Saturday, December 14, 2013

Supporting the cancer dealers

People who don't smoke, don't buy tobacco. As developed nations created more highly regulated systems for the control, advertisement, and sale of tobacco, the industry found itself focused on expanding its business in less-developed nations where education on the dangers of tobacco were less advanced and government restrictions were short of those found in the U.S., Canada, Europe, and other countries. Tobacco consumption more than doubled in the developing world from 1970 to 2000, according to the United Nations. Much of the increase was in China, but there has also been substantial growth in Africa, where smoking rates have traditionally been low. More than three-quarters of the world’s smokers now live in the developing world.

The large tobacco corporations—citing international trade agreements and various treaties—are using their financial and legal muscle to intimidate governments from adopting those stricter regulatory steps. The current wording in the proposed Trans-Pacific Partnership (or TPP) free trade deal would not stop countries from being sued when they adopt strong tobacco control measures, though some trade experts said it might make the companies less likely to win. Dr. Margaret Chan, director general of the W.H.O., said in a speech last year that legal actions against Uruguay, Norway and Australia were “deliberately designed to instill fear” in countries trying to reduce smoking. “The wolf is no longer in sheep’s clothing, and its teeth are bared,” she said.

What critics say it comes down to, at least for the tobacco companies, is being able to push their extremely health-adverse product on unwitting consumers by strong-arming the governments who try to legislate stronger consumer protections or industry standards.

In Africa, at least four countries — Namibia, Gabon, Togo and Uganda — have received warnings from the tobacco industry that their laws run afoul of international treaties, said Patricia Lambert, director of the international legal consortium at the Campaign for Tobacco Free Kids.

“They’re trying to intimidate everybody,” said Jonathan Liberman, director of the McCabe Center for Law and Cancer in Australia, which gives legal support to countries that have been challenged by tobacco companies. In Namibia, the tobacco industry has said that requiring large warning labels on cigarette packages violates its intellectual property rights and could fuel counterfeiting.
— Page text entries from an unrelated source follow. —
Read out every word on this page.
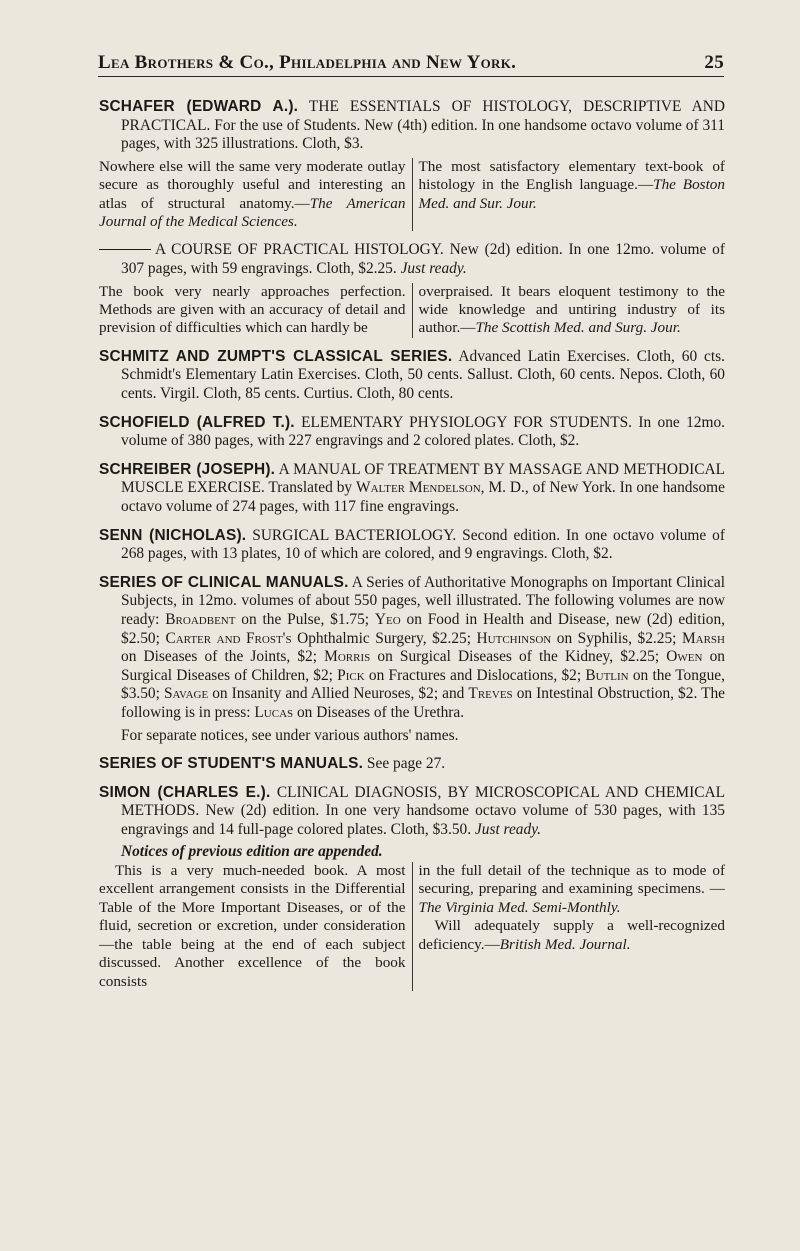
Lea Brothers & Co., Philadelphia and New York.	25
SCHAFER (EDWARD A.). THE ESSENTIALS OF HISTOLOGY, DESCRIPTIVE AND PRACTICAL. For the use of Students. New (4th) edition. In one handsome octavo volume of 311 pages, with 325 illustrations. Cloth, $3.
Nowhere else will the same very moderate outlay secure as thoroughly useful and interesting an atlas of structural anatomy.—The American Journal of the Medical Sciences.
The most satisfactory elementary text-book of histology in the English language.—The Boston Med. and Sur. Jour.
A COURSE OF PRACTICAL HISTOLOGY. New (2d) edition. In one 12mo. volume of 307 pages, with 59 engravings. Cloth, $2.25. Just ready.
The book very nearly approaches perfection. Methods are given with an accuracy of detail and prevision of difficulties which can hardly be
overpraised. It bears eloquent testimony to the wide knowledge and untiring industry of its author.—The Scottish Med. and Surg. Jour.
SCHMITZ AND ZUMPT'S CLASSICAL SERIES. Advanced Latin Exercises. Cloth, 60 cts. Schmidt's Elementary Latin Exercises. Cloth, 50 cents. Sallust. Cloth, 60 cents. Nepos. Cloth, 60 cents. Virgil. Cloth, 85 cents. Curtius. Cloth, 80 cents.
SCHOFIELD (ALFRED T.). ELEMENTARY PHYSIOLOGY FOR STUDENTS. In one 12mo. volume of 380 pages, with 227 engravings and 2 colored plates. Cloth, $2.
SCHREIBER (JOSEPH). A MANUAL OF TREATMENT BY MASSAGE AND METHODICAL MUSCLE EXERCISE. Translated by Walter Mendelson, M. D., of New York. In one handsome octavo volume of 274 pages, with 117 fine engravings.
SENN (NICHOLAS). SURGICAL BACTERIOLOGY. Second edition. In one octavo volume of 268 pages, with 13 plates, 10 of which are colored, and 9 engravings. Cloth, $2.
SERIES OF CLINICAL MANUALS. A Series of Authoritative Monographs on Important Clinical Subjects, in 12mo. volumes of about 550 pages, well illustrated. The following volumes are now ready: Broadbent on the Pulse, $1.75; Yeo on Food in Health and Disease, new (2d) edition, $2.50; Carter and Frost's Ophthalmic Surgery, $2.25; Hutchinson on Syphilis, $2.25; Marsh on Diseases of the Joints, $2; Morris on Surgical Diseases of the Kidney, $2.25; Owen on Surgical Diseases of Children, $2; Pick on Fractures and Dislocations, $2; Butlin on the Tongue, $3.50; Savage on Insanity and Allied Neuroses, $2; and Treves on Intestinal Obstruction, $2. The following is in press: Lucas on Diseases of the Urethra.
For separate notices, see under various authors' names.
SERIES OF STUDENT'S MANUALS. See page 27.
SIMON (CHARLES E.). CLINICAL DIAGNOSIS, BY MICROSCOPICAL AND CHEMICAL METHODS. New (2d) edition. In one very handsome octavo volume of 530 pages, with 135 engravings and 14 full-page colored plates. Cloth, $3.50. Just ready.
Notices of previous edition are appended.
This is a very much-needed book. A most excellent arrangement consists in the Differential Table of the More Important Diseases, or of the fluid, secretion or excretion, under consideration—the table being at the end of each subject discussed. Another excellence of the book consists
in the full detail of the technique as to mode of securing, preparing and examining specimens. — The Virginia Med. Semi-Monthly.
Will adequately supply a well-recognized deficiency.—British Med. Journal.
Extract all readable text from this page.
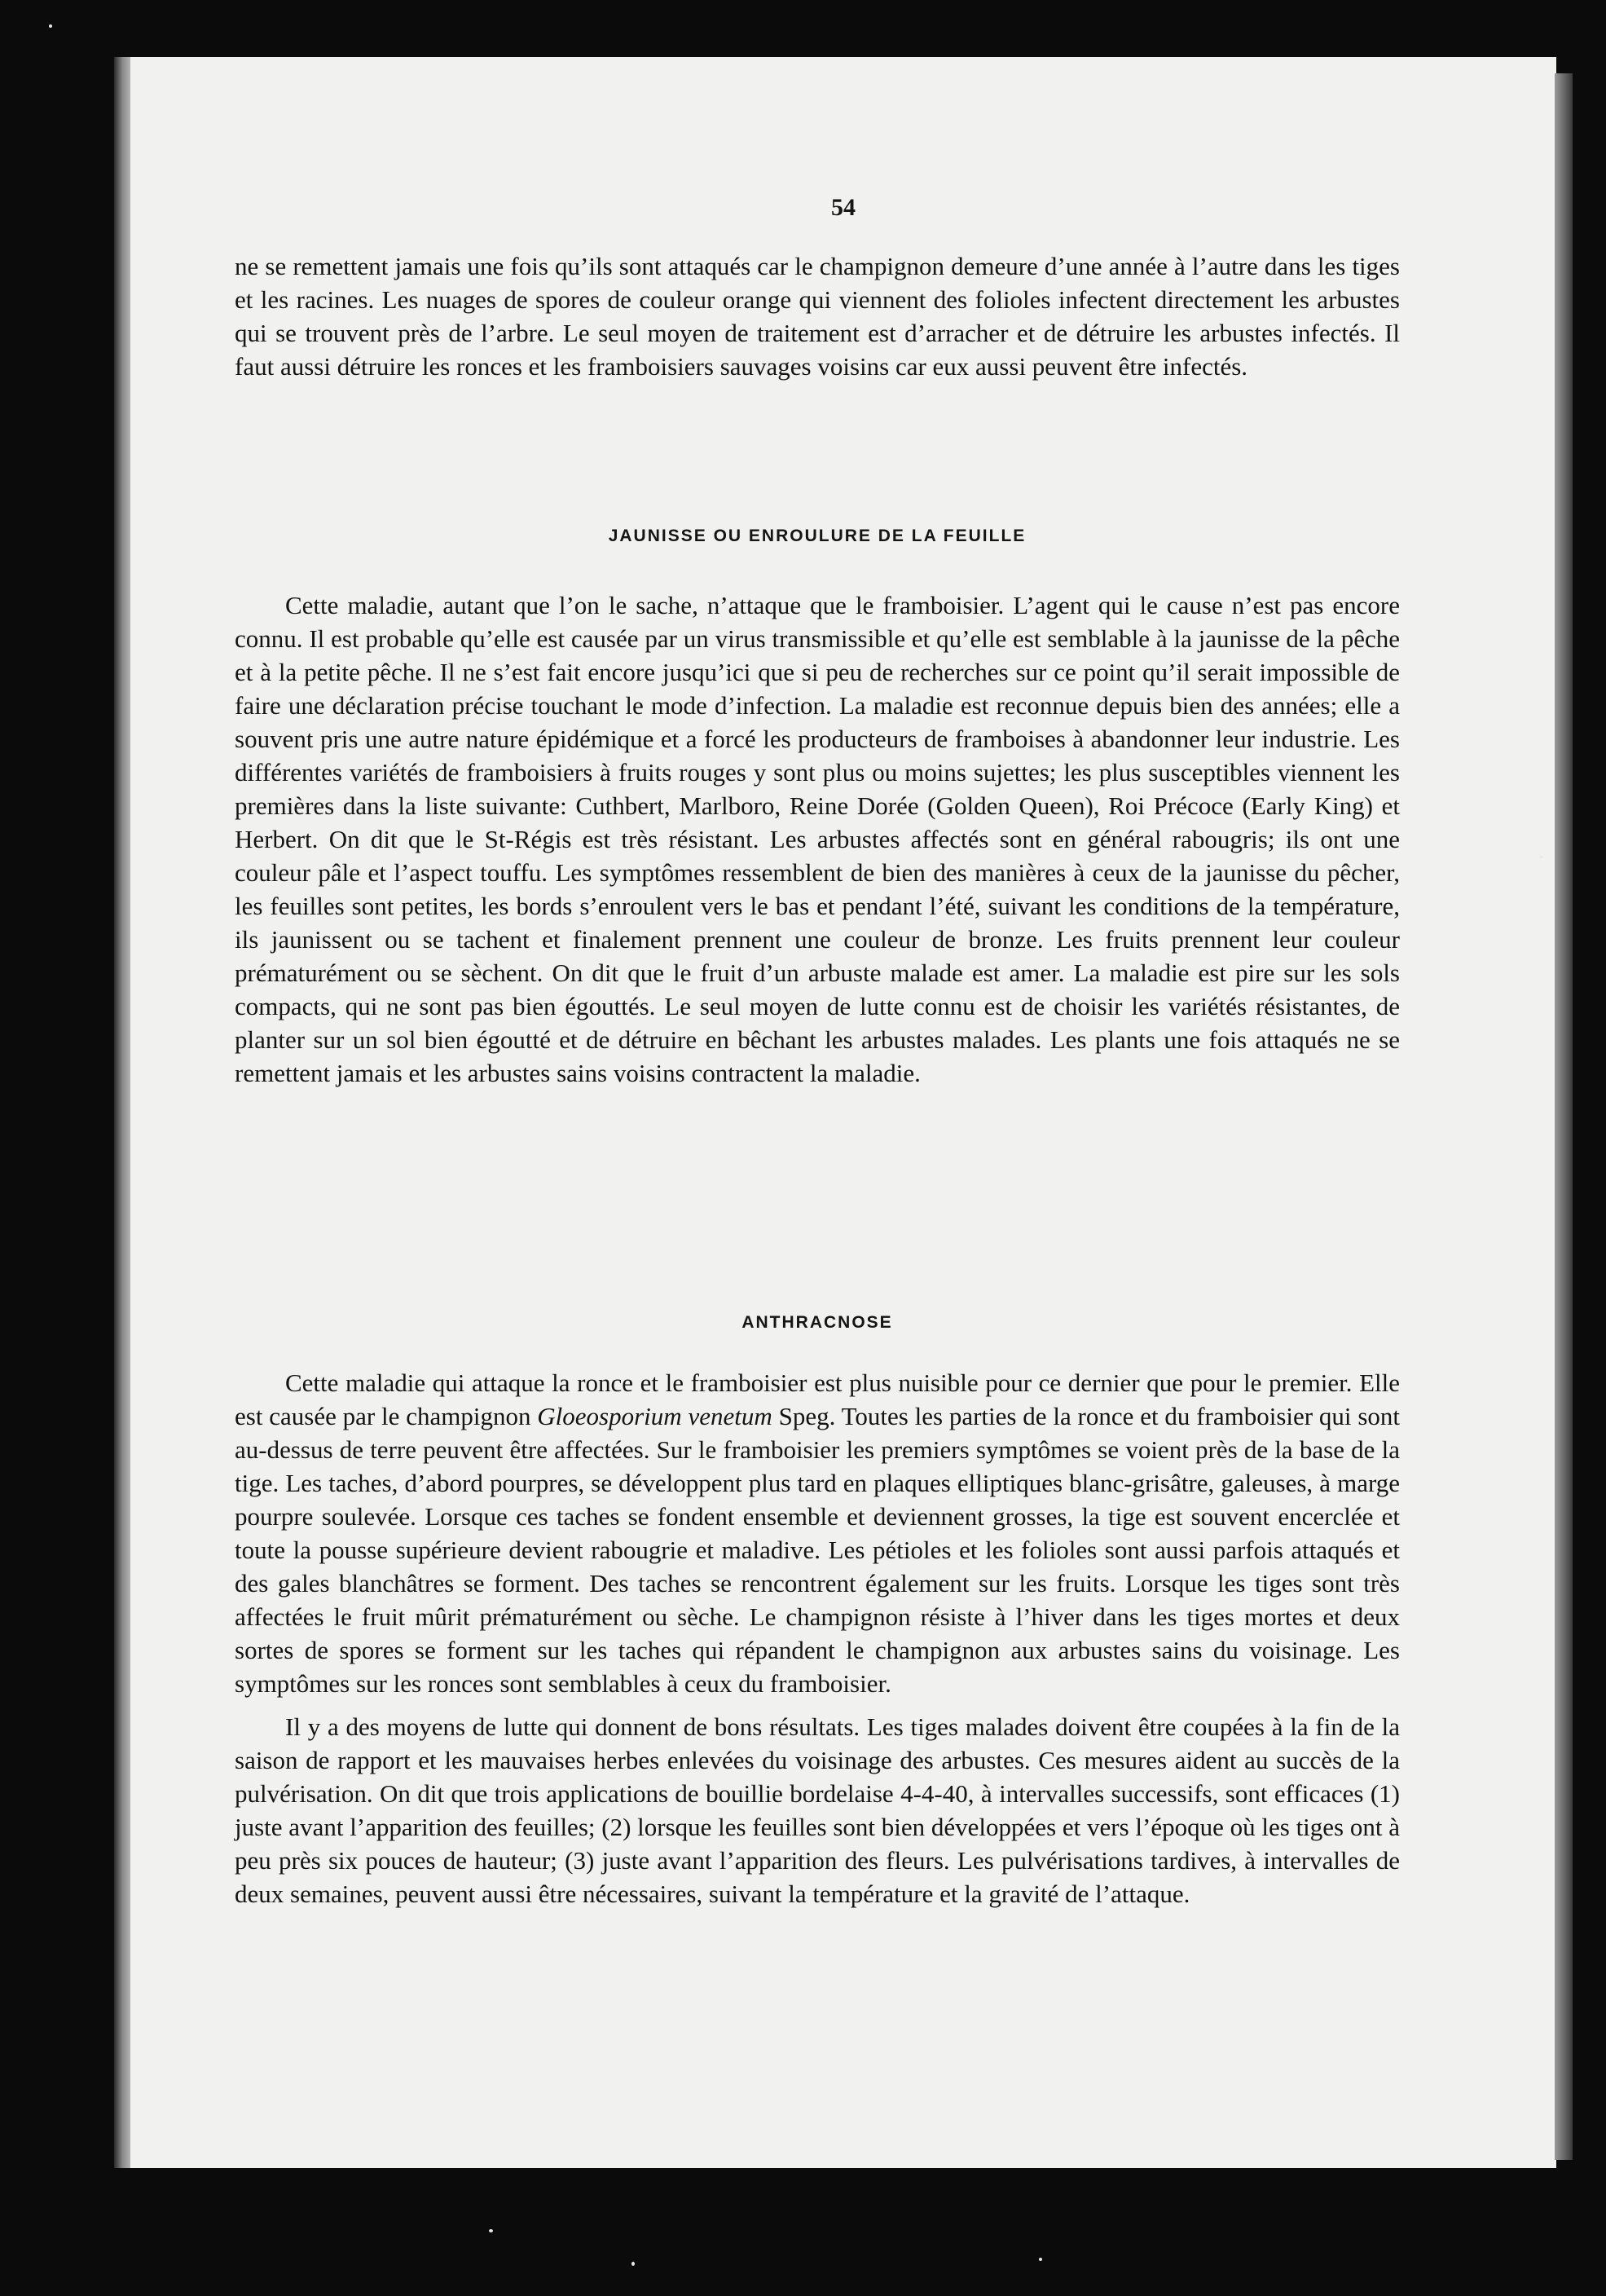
54

ne se remettent jamais une fois qu’ils sont attaqués car le champignon demeure d’une année à l’autre dans les tiges et les racines. Les nuages de spores de couleur orange qui viennent des folioles infectent directement les arbustes qui se trouvent près de l’arbre. Le seul moyen de traitement est d’arracher et de détruire les arbustes infectés. Il faut aussi détruire les ronces et les framboisiers sauvages voisins car eux aussi peuvent être infectés.

JAUNISSE OU ENROULURE DE LA FEUILLE

Cette maladie, autant que l’on le sache, n’attaque que le framboisier. L’agent qui le cause n’est pas encore connu. Il est probable qu’elle est causée par un virus transmissible et qu’elle est semblable à la jaunisse de la pêche et à la petite pêche. Il ne s’est fait encore jusqu’ici que si peu de recherches sur ce point qu’il serait impossible de faire une déclaration précise touchant le mode d’infection. La maladie est reconnue depuis bien des années; elle a souvent pris une autre nature épidémique et a forcé les producteurs de framboises à abandonner leur industrie. Les différentes variétés de framboisiers à fruits rouges y sont plus ou moins sujettes; les plus susceptibles viennent les premières dans la liste suivante: Cuthbert, Marlboro, Reine Dorée (Golden Queen), Roi Précoce (Early King) et Herbert. On dit que le St-Régis est très résistant. Les arbustes affectés sont en général rabougris; ils ont une couleur pâle et l’aspect touffu. Les symptômes ressemblent de bien des manières à ceux de la jaunisse du pêcher, les feuilles sont petites, les bords s’enroulent vers le bas et pendant l’été, suivant les conditions de la température, ils jaunissent ou se tachent et finalement prennent une couleur de bronze. Les fruits prennent leur couleur prématurément ou se sèchent. On dit que le fruit d’un arbuste malade est amer. La maladie est pire sur les sols compacts, qui ne sont pas bien égouttés. Le seul moyen de lutte connu est de choisir les variétés résistantes, de planter sur un sol bien égoutté et de détruire en bêchant les arbustes malades. Les plants une fois attaqués ne se remettent jamais et les arbustes sains voisins contractent la maladie.

ANTHRACNOSE

Cette maladie qui attaque la ronce et le framboisier est plus nuisible pour ce dernier que pour le premier. Elle est causée par le champignon Gloeosporium venetum Speg. Toutes les parties de la ronce et du framboisier qui sont au-dessus de terre peuvent être affectées. Sur le framboisier les premiers symptômes se voient près de la base de la tige. Les taches, d’abord pourpres, se développent plus tard en plaques elliptiques blanc-grisâtre, galeuses, à marge pourpre soulevée. Lorsque ces taches se fondent ensemble et deviennent grosses, la tige est souvent encerclée et toute la pousse supérieure devient rabougrie et maladive. Les pétioles et les folioles sont aussi parfois attaqués et des gales blanchâtres se forment. Des taches se rencontrent également sur les fruits. Lorsque les tiges sont très affectées le fruit mûrit prématurément ou sèche. Le champignon résiste à l’hiver dans les tiges mortes et deux sortes de spores se forment sur les taches qui répandent le champignon aux arbustes sains du voisinage. Les symptômes sur les ronces sont semblables à ceux du framboisier.

Il y a des moyens de lutte qui donnent de bons résultats. Les tiges malades doivent être coupées à la fin de la saison de rapport et les mauvaises herbes enlevées du voisinage des arbustes. Ces mesures aident au succès de la pulvérisation. On dit que trois applications de bouillie bordelaise 4-4-40, à intervalles successifs, sont efficaces (1) juste avant l’apparition des feuilles; (2) lorsque les feuilles sont bien développées et vers l’époque où les tiges ont à peu près six pouces de hauteur; (3) juste avant l’apparition des fleurs. Les pulvérisations tardives, à intervalles de deux semaines, peuvent aussi être nécessaires, suivant la température et la gravité de l’attaque.
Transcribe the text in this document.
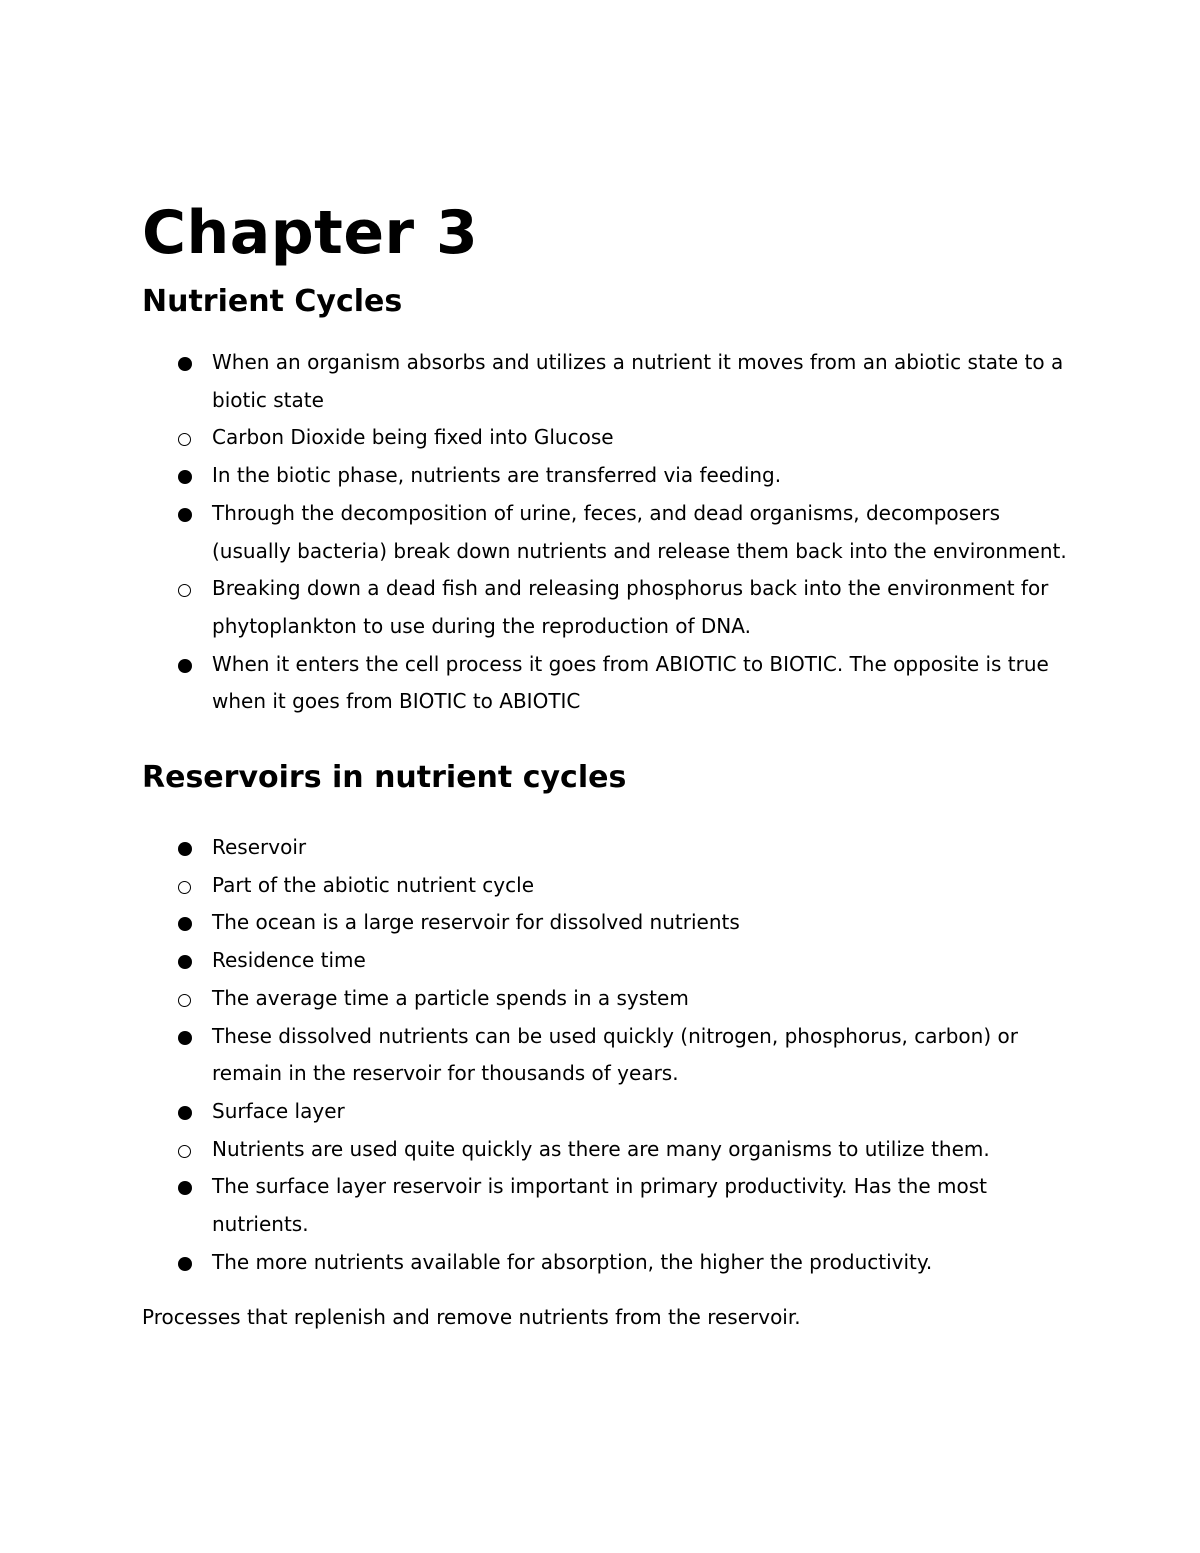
Chapter 3
Nutrient Cycles
When an organism absorbs and utilizes a nutrient it moves from an abiotic state to a biotic state
Carbon Dioxide being fixed into Glucose
In the biotic phase, nutrients are transferred via feeding.
Through the decomposition of urine, feces, and dead organisms, decomposers (usually bacteria) break down nutrients and release them back into the environment.
Breaking down a dead fish and releasing phosphorus back into the environment for phytoplankton to use during the reproduction of DNA.
When it enters the cell process it goes from ABIOTIC to BIOTIC. The opposite is true when it goes from BIOTIC to ABIOTIC
Reservoirs in nutrient cycles
Reservoir
Part of the abiotic nutrient cycle
The ocean is a large reservoir for dissolved nutrients
Residence time
The average time a particle spends in a system
These dissolved nutrients can be used quickly (nitrogen, phosphorus, carbon) or remain in the reservoir for thousands of years.
Surface layer
Nutrients are used quite quickly as there are many organisms to utilize them.
The surface layer reservoir is important in primary productivity. Has the most nutrients.
The more nutrients available for absorption, the higher the productivity.

Processes that replenish and remove nutrients from the reservoir.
According to the Center for Policy Analysis on Trade and Health (CPATH), the US government—though it helped expose the health dangers of tobacco use in the 1990's—is now setting the stage for tobacco companies to exploit trade policy agreements like the TPP as a way to exploit consumer markets overseas in a way that could deeply harm public health in foreign countries.
"U.S. proposals for the Trans Pacific Partnership (TPP) would threaten global efforts at tobacco control by enhancing the tobacco industry's ability to undermine tobacco regulation through litigation," the group said in a statement. "The only genuine solution would be to carve out (meaning to remove) tobacco control laws and regulations from trade agreements," the CPATH statement continued.  Malaysia, one of the 12 nations party to the TPP talks, has advanced a proposal that would complement the language enshrined in the World Health Organization's Framework Convention on Tobacco Control—to which all TPP countries are signatories—the U.S. Trade Representative, according to the CPATH, "has not agreed, nor exercised leadership towards a viable resolution."

Slammed broadly for its deference to corporate interests while undermining labor, environmental, and consumer protections, the TPP talks are broadly under fire for the secrecy under which they have taken place. In the U.S., the Obama administration has been roundly criticized for trying to get "fast track" authority for the deal, which means that Congress will only have an opportunity to vote up or down on a final draft of the agreement without offering changes or amendments.